Nyahay, Richard, Slater, Brian, and Smith, Langhorne B., Reservoir Characterization Group, New York State Museum, 3140 Cultural Education Center, Albany, NY 12230, [email protected]

 

This study focuses on an outcrop in the Mohawk Valley, New York where field mapping, a 3D-Ground penetrating radar survey, petrography, geochemistry, and cores all show a clear link between wrench faulting, brecciation, and hydrothermal alteration in the Lower Ordovician Tribes Hill Formation (Beekmantown Group). Fault-related hydrothermal alteration features include: fracture-, vug- and pore-filling saddle dolomite, chalcedony, anthraxolite, calcite, sphalerite and pyrite, matrix dolomitization around faults and fractures. It is a scaled analog for Trenton Black River hydrothermal dolomite reservoirs of the eastern United States. This outcrop may help better understand brecciated and dolomitized oil and gas reservoirs in time-equivalent Beekmantown/Knox and Ellenburger Group carbonates as well.

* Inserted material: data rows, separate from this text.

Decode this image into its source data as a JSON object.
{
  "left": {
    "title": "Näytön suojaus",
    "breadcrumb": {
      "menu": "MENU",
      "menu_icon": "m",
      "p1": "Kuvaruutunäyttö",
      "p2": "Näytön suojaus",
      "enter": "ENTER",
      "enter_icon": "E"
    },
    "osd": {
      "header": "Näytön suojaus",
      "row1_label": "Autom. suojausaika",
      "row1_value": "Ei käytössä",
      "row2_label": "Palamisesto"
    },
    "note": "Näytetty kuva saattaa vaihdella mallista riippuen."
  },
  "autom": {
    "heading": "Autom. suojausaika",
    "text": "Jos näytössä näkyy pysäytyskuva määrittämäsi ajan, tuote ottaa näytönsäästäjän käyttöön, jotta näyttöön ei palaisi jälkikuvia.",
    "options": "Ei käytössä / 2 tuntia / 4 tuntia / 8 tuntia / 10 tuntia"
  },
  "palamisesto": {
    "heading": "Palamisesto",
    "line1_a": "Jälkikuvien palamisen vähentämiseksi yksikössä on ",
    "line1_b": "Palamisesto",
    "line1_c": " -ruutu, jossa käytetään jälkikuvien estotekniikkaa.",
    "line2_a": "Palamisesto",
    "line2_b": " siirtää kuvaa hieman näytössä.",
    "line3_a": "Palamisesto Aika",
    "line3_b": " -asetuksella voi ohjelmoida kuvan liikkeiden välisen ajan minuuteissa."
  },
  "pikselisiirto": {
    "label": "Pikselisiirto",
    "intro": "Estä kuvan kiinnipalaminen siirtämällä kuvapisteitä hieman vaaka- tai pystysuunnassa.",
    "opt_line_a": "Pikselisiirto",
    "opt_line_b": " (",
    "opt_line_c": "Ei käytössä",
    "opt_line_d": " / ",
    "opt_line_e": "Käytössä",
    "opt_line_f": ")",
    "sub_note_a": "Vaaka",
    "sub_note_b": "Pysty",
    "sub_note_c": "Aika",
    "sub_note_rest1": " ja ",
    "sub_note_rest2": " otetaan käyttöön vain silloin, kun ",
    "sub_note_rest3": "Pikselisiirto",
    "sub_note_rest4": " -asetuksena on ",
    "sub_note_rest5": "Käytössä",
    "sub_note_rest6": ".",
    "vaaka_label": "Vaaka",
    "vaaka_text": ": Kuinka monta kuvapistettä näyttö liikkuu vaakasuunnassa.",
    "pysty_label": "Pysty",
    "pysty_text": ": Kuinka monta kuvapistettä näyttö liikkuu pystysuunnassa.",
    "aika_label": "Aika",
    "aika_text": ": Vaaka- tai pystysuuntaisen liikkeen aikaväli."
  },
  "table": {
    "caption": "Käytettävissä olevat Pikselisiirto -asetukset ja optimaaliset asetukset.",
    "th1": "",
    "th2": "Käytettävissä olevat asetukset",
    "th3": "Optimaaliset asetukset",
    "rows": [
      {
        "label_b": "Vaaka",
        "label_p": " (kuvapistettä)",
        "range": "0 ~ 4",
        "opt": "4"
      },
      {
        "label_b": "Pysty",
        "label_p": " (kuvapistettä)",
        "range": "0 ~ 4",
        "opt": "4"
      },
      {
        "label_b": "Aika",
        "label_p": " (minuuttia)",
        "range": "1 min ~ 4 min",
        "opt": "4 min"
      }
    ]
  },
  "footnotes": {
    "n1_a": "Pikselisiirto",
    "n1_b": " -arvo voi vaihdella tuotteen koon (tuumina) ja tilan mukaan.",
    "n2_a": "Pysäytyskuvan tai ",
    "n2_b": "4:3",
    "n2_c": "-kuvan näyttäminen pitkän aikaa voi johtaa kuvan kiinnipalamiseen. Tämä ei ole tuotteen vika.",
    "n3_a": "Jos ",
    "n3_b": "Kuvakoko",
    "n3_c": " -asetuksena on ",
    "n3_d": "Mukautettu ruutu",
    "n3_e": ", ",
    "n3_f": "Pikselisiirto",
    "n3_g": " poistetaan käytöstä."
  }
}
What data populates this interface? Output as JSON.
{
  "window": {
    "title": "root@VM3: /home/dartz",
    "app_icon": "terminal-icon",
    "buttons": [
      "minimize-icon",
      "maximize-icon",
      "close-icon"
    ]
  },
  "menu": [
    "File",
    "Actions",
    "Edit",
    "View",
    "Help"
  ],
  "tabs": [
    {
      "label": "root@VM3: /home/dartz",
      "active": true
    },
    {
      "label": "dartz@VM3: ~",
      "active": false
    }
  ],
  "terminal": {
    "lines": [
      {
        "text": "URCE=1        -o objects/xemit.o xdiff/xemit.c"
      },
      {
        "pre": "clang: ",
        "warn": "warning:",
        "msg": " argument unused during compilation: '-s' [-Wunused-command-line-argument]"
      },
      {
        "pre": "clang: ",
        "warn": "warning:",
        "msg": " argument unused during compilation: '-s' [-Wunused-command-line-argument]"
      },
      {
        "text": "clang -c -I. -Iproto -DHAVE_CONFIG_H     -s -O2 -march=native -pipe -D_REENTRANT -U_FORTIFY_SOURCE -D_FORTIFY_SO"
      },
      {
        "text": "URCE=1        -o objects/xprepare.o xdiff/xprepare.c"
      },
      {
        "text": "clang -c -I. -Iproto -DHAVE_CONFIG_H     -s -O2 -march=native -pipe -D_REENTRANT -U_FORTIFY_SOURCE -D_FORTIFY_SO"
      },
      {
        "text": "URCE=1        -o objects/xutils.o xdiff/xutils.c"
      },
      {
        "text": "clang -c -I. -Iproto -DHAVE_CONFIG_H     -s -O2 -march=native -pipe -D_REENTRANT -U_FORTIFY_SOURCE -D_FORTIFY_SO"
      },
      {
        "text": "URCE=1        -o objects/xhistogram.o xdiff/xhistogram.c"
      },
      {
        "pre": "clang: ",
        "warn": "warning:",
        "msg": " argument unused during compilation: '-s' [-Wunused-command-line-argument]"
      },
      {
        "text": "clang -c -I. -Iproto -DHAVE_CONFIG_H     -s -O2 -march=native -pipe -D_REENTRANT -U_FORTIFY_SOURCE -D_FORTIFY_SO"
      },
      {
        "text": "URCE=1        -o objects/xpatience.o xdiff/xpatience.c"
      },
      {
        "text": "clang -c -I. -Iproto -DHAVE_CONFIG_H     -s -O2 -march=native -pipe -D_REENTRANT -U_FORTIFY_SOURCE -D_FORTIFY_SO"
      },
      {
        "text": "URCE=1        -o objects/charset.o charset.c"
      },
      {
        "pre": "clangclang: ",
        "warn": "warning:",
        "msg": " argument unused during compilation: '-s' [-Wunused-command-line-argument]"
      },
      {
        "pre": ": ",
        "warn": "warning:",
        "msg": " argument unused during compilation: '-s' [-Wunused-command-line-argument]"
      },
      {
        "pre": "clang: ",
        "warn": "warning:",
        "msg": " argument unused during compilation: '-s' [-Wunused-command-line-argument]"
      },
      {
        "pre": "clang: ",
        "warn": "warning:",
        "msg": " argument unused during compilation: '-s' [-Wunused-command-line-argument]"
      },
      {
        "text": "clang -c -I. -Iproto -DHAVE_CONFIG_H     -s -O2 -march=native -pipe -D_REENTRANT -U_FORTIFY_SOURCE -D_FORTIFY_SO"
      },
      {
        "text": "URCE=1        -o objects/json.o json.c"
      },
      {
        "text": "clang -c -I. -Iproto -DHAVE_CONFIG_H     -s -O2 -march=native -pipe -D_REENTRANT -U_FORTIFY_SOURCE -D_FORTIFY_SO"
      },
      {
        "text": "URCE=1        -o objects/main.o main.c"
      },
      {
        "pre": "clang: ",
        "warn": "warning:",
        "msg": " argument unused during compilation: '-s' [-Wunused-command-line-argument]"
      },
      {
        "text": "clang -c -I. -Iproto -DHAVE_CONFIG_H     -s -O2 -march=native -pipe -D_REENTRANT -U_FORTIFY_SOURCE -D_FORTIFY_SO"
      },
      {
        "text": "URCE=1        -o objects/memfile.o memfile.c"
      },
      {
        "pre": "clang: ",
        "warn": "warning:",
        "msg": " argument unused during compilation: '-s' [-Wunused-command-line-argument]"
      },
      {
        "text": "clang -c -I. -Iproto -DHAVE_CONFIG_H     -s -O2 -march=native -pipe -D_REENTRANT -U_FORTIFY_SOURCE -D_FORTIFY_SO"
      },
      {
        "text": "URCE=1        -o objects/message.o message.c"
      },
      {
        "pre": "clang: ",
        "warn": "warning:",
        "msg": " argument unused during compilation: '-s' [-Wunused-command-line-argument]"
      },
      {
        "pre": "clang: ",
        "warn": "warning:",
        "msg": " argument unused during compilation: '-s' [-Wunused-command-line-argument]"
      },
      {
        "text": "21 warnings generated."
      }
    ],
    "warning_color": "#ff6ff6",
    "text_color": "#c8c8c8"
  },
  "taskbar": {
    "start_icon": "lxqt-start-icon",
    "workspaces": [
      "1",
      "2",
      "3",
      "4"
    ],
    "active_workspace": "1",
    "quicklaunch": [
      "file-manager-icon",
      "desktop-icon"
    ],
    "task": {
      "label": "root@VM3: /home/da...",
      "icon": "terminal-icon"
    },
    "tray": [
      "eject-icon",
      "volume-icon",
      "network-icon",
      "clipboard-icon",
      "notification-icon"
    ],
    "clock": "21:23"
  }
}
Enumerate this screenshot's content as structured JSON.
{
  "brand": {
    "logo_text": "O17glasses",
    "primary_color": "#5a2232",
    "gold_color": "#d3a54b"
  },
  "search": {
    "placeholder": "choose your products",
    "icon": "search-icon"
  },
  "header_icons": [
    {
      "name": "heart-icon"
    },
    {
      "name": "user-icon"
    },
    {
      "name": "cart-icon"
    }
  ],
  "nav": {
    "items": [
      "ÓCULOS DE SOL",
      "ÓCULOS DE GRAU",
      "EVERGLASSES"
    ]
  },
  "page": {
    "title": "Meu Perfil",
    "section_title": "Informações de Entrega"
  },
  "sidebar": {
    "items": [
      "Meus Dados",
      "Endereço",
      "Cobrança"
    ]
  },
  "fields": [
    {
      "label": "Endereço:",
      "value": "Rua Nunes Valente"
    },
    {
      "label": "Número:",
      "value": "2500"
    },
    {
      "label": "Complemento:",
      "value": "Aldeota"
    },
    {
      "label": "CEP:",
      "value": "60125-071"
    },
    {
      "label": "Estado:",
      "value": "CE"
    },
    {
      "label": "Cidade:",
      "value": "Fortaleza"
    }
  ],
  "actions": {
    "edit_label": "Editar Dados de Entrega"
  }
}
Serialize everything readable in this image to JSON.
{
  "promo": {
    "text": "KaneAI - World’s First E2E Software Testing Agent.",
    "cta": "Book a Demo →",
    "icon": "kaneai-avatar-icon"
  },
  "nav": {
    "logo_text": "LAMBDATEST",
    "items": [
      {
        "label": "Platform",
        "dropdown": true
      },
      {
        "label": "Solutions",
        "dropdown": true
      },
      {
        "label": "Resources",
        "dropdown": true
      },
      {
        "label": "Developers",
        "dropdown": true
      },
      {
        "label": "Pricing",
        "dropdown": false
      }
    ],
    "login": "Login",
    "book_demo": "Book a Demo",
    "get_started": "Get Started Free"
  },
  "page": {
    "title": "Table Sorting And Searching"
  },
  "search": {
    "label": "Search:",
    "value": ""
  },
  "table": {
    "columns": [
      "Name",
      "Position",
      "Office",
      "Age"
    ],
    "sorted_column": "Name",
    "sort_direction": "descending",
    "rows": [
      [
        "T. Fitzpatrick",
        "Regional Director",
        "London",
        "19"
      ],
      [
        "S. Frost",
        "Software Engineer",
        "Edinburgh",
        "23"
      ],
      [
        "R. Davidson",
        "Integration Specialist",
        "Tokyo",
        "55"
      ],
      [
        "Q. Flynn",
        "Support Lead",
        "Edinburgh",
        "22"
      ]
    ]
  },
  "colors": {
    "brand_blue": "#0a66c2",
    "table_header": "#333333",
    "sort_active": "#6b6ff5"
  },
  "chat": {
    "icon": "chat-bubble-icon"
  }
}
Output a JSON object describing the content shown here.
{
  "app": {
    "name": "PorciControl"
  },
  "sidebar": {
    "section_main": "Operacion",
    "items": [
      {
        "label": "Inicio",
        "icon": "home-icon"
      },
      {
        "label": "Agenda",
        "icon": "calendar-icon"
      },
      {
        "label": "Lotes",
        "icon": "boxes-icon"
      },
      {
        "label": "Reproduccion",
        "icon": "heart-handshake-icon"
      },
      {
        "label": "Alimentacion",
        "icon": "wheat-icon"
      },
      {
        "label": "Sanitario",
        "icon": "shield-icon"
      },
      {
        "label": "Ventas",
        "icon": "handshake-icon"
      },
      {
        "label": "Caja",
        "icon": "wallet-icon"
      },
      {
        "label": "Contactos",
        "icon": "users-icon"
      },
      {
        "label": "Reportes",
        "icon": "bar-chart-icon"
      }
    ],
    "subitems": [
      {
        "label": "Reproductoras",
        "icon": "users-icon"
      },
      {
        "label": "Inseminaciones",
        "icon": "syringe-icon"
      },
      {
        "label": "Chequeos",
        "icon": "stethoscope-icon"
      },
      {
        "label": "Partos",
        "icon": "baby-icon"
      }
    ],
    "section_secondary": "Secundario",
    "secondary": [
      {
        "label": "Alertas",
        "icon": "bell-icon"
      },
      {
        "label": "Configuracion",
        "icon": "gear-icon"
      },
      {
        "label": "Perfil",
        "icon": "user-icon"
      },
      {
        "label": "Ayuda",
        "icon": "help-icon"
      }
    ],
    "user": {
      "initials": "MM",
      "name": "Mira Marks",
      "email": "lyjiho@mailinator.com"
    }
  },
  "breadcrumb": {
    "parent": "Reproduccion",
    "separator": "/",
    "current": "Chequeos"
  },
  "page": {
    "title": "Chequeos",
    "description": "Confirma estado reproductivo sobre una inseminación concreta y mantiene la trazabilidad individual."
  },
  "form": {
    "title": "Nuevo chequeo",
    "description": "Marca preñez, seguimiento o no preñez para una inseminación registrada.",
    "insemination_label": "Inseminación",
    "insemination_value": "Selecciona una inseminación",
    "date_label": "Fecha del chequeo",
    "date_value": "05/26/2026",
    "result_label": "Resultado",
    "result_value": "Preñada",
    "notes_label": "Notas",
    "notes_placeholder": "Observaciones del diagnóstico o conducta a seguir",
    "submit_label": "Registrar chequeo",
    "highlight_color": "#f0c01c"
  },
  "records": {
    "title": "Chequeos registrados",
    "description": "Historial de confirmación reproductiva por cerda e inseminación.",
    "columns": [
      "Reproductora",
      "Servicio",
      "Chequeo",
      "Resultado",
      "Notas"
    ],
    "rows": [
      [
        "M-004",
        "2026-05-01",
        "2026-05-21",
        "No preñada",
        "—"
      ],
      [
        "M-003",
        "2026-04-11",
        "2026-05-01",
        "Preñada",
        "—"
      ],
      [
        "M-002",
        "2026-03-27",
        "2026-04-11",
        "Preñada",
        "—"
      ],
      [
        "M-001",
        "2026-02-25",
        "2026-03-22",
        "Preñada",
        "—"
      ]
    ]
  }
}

The outcrop has an left-stepping en echelon fault pattern and a similar, though not identical en echelon distribution of elongate dolomite bodies. A 3D Ground penetrating radar survey of the quarry floor has helped to map out faults, fractures, folds and the extent of dolomitization. Most of the dolomitization occurs in normal fault-bounded synclines or “sags”. Dolomite only occurs around the faults and is absent away from faults and fractures. New core data confirms this. The dolomite structures begin and end at saddle dolomite-cemented breccia-tips. The breccias were produced by faulting and thermobaric fluid flow.  We are beginning to map classic strike-slip features: forced folds, Riedel and P-shears, scissor faults, inline grabens, and oblique-slip fault segments. The feature may be part of a larger strike-slip fault system in the Mohawk Valley.